Fig. 2: exoWNT and exoRSPO1 synergistically regulate hepatic cell fate in vitro.

a Bright-field images of iPSC-derived hepatic endoderm (HE) cells treated with exoWT, exoWNT3^WLS, exoWNT3A^WLS, exoRSPO1, exoWNT3^WLS+exoRSPO1 or exoWNT3A^WLS+exoRSPO1 for 6 days. b Expression level of WNT signaling downstream genes LGR5 and MYC and hepatoblast marker genes AFP, ALB, and HNF4α in HE cells treated with indicated exosomes for 6 days. The relative fold change was obtained via normalization with the sample treated with exoWT (n = 3). c Immunofluorescence staining for AFP, ALB, and HNF4α in HE cells treated with the indicated exosomes for 6 days. d Principal Component Analysis (PCA) of transcriptome profiles of HE cells treated with indicated exosomes for 6 days (n = 2). e Heatmap showing relative expression levels of genes associated with WNT signaling and hepatoblast across different samples (n = 2). f KEGG pathway analysis for genes upregulated in HE cells treated with exoWNT3AWLS+exoRSPO1 compared to exoWT. g Immunofluorescence staining for ALB in HE cells treated with exoWNT3A+exoRSPO1 and different PPAR inhibitors.
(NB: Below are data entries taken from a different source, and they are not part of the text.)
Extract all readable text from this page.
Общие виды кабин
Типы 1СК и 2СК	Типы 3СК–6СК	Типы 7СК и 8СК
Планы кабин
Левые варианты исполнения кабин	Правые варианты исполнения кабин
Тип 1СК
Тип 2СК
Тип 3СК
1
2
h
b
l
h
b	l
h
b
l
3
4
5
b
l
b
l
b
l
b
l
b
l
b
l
Cells were treated with DMSO, PPARα inhibitor GW6471 (10 μM), or PPARβ/δ inhibitor GSK3787 (10 μM). All statistical data are presented as mean ± SD. Two-tailed unpaired Student’s t tests are used to compare the two groups. The p values are calculated and shown as: ns p ≥ 0.05, **p < 0.01, ***p < 0.001, ****p < 0.0001. n indicates different biological replicates using independent cell experiments.